Part 6

"Tentu saja untuk menjemput matenya," ujar Xander sangat santai.

Nio tersentak kaget, tangannya meraba telinga untuk memeriksa apakah masih ada atau tidak. "Dad, maksudnya apa?" tanya Nio bingung.

"Sudah lah, biar dad yang mengurusnya. Duduk dan tenang!" perintah Xander, Nio menurut saja karena otaknya masih perlu berproses.

Robert tak kalah bingung dengan Nio, matanya mengerjab sebentar. "Mate? Siapa?" tanyanya.

"Anakmu," jawab Xander.

"Karin? Bagaimana kau bisa tahu? Bukankah seharusnya hanya anakmu yang bisa menemukannya? Dengan cara kalian, mencium aroma. Iya kan?" Robert bertanya beruntun, ia masih penasaran dengan semua ini.

Xander terkekeh sebentar, lala ia melanjutkan ucapannya. "Dia baru saja kembali dari dunia manusia, kalian menjemputnya ke sana. Dia pergi ke dunia mortal melalui portal, warnanya merah pekat. Jelas sekali itu aura kalian, para iblis. Aku juga mendengar Nio berkata dia baru saja merasakan kehadiran matenya saat itu, sangat terhubung sekali. Lalu saat putrimu kesakitan, Nio juga merasakannya."

"Kenapa kau tidak menolongnya?" geram Robert, meskipun hubungannya dengan Karin sebagai orang tua sudah terputus tapi dia tetap menyayangi gadis itu.

"Aku tidak bisa melacak keberadaannya, lagi pula saat itu aku langsung pingsan," terang Nio.

"Ah, baiklah. Ayo aku antar ke kamarnya! Dia belum sadar dari pingsannya," ajak Robert.

Kaki Nio melangkah mengikuti Robert, langkah mereka terhenti di depan pintu bercat merah itu. Tanpa basa-basi, Robert langsung mendorong pintunya. Tampak gadis cantik yang masih terlelap, bajunya sudah terganti dengan gaun yang sangat elegan. Jika seperti ini, ia mirip dengan putri tidur.

"Mate," gumam Nio ketika bau hujan bercampur bunga lily memenuhi penciumannya.

"Aku tinggal dulu." Robert menepuk bahu Nio sebentar, lalu ia pergi dari sana.

Kini tinggallah Nio bersama Karin di ruangan itu, tanpa kata ia langsung mendekat ke arah matenya. Nio menatap wajah Karin lekat, parasnya sangat cantik.

"Ah, kalungnya." Nio teringat kalung yang diberikan oleh Moongodness, kalung bermata kepala serigala itu selalu bawanya ke mana-mana.

Sekarang Nio mendadak bingung, antara memakaikannya sekarang atau saat Karin sudah bangun nanti.

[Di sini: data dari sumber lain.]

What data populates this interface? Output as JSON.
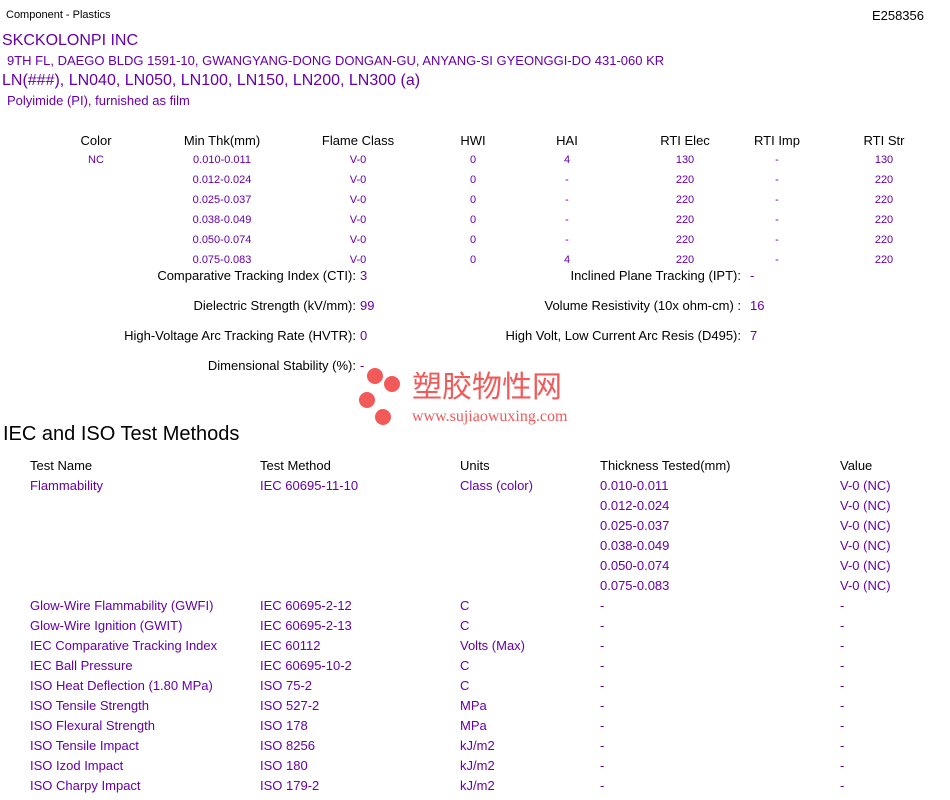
{
  "header": {
    "category": "Component - Plastics",
    "file_number": "E258356"
  },
  "company": {
    "name": "SKCKOLONPI INC",
    "address": "9TH FL, DAEGO BLDG 1591-10, GWANGYANG-DONG DONGAN-GU, ANYANG-SI  GYEONGGI-DO  431-060 KR",
    "products": "LN(###), LN040, LN050, LN100, LN150, LN200, LN300 (a)",
    "material": "Polyimide (PI), furnished as film"
  },
  "ratings": {
    "headers": [
      "Color",
      "Min Thk(mm)",
      "Flame Class",
      "HWI",
      "HAI",
      "RTI Elec",
      "RTI Imp",
      "RTI Str"
    ],
    "rows": [
      [
        "NC",
        "0.010-0.011",
        "V-0",
        "0",
        "4",
        "130",
        "-",
        "130"
      ],
      [
        "",
        "0.012-0.024",
        "V-0",
        "0",
        "-",
        "220",
        "-",
        "220"
      ],
      [
        "",
        "0.025-0.037",
        "V-0",
        "0",
        "-",
        "220",
        "-",
        "220"
      ],
      [
        "",
        "0.038-0.049",
        "V-0",
        "0",
        "-",
        "220",
        "-",
        "220"
      ],
      [
        "",
        "0.050-0.074",
        "V-0",
        "0",
        "-",
        "220",
        "-",
        "220"
      ],
      [
        "",
        "0.075-0.083",
        "V-0",
        "0",
        "4",
        "220",
        "-",
        "220"
      ]
    ]
  },
  "properties": {
    "left": [
      {
        "label": "Comparative Tracking Index (CTI):",
        "value": "3"
      },
      {
        "label": "Dielectric Strength (kV/mm):",
        "value": "99"
      },
      {
        "label": "High-Voltage Arc Tracking Rate (HVTR):",
        "value": "0"
      },
      {
        "label": "Dimensional Stability (%):",
        "value": "-"
      }
    ],
    "right": [
      {
        "label": "Inclined Plane Tracking (IPT):",
        "value": "-"
      },
      {
        "label": "Volume Resistivity (10x ohm-cm) :",
        "value": "16"
      },
      {
        "label": "High Volt, Low Current Arc Resis (D495):",
        "value": "7"
      }
    ]
  },
  "watermark": {
    "text": "塑胶物性网",
    "url": "www.sujiaowuxing.com",
    "color": "#f25a5a"
  },
  "iec": {
    "title": "IEC and ISO Test Methods",
    "headers": [
      "Test Name",
      "Test Method",
      "Units",
      "Thickness Tested(mm)",
      "Value"
    ],
    "rows": [
      [
        "Flammability",
        "IEC 60695-11-10",
        "Class (color)",
        "0.010-0.011",
        "V-0 (NC)"
      ],
      [
        "",
        "",
        "",
        "0.012-0.024",
        "V-0 (NC)"
      ],
      [
        "",
        "",
        "",
        "0.025-0.037",
        "V-0 (NC)"
      ],
      [
        "",
        "",
        "",
        "0.038-0.049",
        "V-0 (NC)"
      ],
      [
        "",
        "",
        "",
        "0.050-0.074",
        "V-0 (NC)"
      ],
      [
        "",
        "",
        "",
        "0.075-0.083",
        "V-0 (NC)"
      ],
      [
        "Glow-Wire Flammability (GWFI)",
        "IEC 60695-2-12",
        "C",
        "-",
        "-"
      ],
      [
        "Glow-Wire Ignition (GWIT)",
        "IEC 60695-2-13",
        "C",
        "-",
        "-"
      ],
      [
        "IEC Comparative Tracking Index",
        "IEC 60112",
        "Volts (Max)",
        "-",
        "-"
      ],
      [
        "IEC Ball Pressure",
        "IEC 60695-10-2",
        "C",
        "-",
        "-"
      ],
      [
        "ISO Heat Deflection (1.80 MPa)",
        "ISO 75-2",
        "C",
        "-",
        "-"
      ],
      [
        "ISO Tensile Strength",
        "ISO 527-2",
        "MPa",
        "-",
        "-"
      ],
      [
        "ISO Flexural Strength",
        "ISO 178",
        "MPa",
        "-",
        "-"
      ],
      [
        "ISO Tensile Impact",
        "ISO 8256",
        "kJ/m2",
        "-",
        "-"
      ],
      [
        "ISO Izod Impact",
        "ISO 180",
        "kJ/m2",
        "-",
        "-"
      ],
      [
        "ISO Charpy Impact",
        "ISO 179-2",
        "kJ/m2",
        "-",
        "-"
      ]
    ]
  },
  "colors": {
    "text_accent": "#6600aa",
    "text_default": "#000000"
  }
}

Tapi setelah mengingat kembali ucapan Moongodness di mimpinya, Nio langsung memakaikan kalung tersebut ke leher jenjang Karin.

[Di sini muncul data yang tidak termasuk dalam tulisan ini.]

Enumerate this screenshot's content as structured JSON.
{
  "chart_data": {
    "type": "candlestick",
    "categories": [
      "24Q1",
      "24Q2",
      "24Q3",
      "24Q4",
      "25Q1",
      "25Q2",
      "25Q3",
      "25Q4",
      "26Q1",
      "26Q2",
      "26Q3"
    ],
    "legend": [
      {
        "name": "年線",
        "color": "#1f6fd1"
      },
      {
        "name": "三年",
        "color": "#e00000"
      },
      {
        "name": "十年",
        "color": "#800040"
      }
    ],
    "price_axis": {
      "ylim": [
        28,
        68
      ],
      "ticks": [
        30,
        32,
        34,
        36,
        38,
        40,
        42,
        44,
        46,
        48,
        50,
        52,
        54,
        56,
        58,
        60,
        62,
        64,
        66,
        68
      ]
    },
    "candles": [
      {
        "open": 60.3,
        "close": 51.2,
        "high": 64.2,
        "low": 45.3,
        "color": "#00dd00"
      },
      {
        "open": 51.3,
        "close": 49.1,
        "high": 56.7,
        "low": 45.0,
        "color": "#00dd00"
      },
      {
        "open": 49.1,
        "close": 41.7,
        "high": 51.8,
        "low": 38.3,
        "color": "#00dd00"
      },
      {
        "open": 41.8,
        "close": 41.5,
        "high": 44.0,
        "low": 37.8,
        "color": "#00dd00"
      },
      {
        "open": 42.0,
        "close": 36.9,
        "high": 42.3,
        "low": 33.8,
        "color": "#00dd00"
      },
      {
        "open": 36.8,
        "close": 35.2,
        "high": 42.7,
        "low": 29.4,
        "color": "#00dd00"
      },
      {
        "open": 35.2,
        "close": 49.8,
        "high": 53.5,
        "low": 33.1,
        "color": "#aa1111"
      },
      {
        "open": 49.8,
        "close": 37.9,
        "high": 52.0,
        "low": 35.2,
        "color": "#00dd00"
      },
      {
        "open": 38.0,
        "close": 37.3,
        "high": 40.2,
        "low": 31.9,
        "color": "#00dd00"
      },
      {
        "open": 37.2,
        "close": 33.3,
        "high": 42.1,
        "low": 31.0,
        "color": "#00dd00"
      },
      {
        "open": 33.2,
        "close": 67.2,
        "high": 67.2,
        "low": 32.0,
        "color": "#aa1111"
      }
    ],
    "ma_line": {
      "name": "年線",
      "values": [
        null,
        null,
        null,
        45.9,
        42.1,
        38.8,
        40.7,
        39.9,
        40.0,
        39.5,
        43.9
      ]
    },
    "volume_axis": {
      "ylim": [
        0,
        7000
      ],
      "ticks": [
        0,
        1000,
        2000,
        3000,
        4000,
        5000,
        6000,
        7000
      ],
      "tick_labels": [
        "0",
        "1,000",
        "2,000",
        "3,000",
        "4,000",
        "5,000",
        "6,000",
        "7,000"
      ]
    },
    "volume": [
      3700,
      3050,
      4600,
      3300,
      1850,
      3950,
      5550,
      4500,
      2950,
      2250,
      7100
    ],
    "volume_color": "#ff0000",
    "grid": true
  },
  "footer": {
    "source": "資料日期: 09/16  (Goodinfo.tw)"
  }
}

Jerit kesakitan langsung terdengar, tubuh Karin bergerak gelisah. Nio mulai panik, ia bergerak akan melepaskan kalung itu tapi langsung dicegah oleh Xander yang baru saja masuk.

"Biarkan saja," cegah Xander.

"Tapi Dad, dia kesakitan!" ucap Nio cemas.

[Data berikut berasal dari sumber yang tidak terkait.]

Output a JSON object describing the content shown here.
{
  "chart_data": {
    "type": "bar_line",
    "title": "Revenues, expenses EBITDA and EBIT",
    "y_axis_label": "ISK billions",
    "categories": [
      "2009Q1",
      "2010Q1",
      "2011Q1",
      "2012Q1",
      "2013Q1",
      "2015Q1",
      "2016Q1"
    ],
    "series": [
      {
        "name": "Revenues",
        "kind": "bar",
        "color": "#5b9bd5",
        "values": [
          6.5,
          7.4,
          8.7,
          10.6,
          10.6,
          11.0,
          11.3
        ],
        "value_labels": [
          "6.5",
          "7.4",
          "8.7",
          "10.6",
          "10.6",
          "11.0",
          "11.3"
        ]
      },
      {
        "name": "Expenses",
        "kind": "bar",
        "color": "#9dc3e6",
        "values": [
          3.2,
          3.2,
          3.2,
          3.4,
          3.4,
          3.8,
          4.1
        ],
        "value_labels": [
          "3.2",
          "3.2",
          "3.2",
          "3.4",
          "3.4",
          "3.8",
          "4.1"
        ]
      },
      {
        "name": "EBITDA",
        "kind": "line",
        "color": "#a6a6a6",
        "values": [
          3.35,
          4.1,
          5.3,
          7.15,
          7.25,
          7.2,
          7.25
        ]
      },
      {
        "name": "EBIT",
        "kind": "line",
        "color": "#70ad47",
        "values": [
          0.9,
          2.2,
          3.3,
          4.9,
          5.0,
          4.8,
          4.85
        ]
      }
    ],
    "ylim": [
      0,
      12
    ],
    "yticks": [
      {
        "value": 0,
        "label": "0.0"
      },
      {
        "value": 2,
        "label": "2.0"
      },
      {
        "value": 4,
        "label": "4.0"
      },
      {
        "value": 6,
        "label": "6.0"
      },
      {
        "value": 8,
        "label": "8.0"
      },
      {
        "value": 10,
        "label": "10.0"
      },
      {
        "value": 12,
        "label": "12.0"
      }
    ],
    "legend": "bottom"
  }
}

Robert memegang bahu Nio, menenangkan laki-laki itu. "Tidak apa-apa, reaksinya memang begitu." Meskipun begitu, Nio tetap merasa tidak tenang. Selama Karin bergerak gelisah dan berteriak, ia tak bisa melepas pandangannya dari gadis itu.

Cukup lama menunggu reaksi dari kalung itu, akhirnya Karin kembali tenang. Matanya mengerjap pelan, terlihatlah warna abu-abu dari mata yang baru saja terbuka itu.

"Kenapa?" tanya Karin pada tiga laki-laki yang berdiri di samping ranjangnya.

Robert langsung duduk di tepi ranjang, ia mengelus rambut Karin sebentar. "Aku pernah menceritakan tentang klan yang ada di dunia immortal kan?" tanya Robert.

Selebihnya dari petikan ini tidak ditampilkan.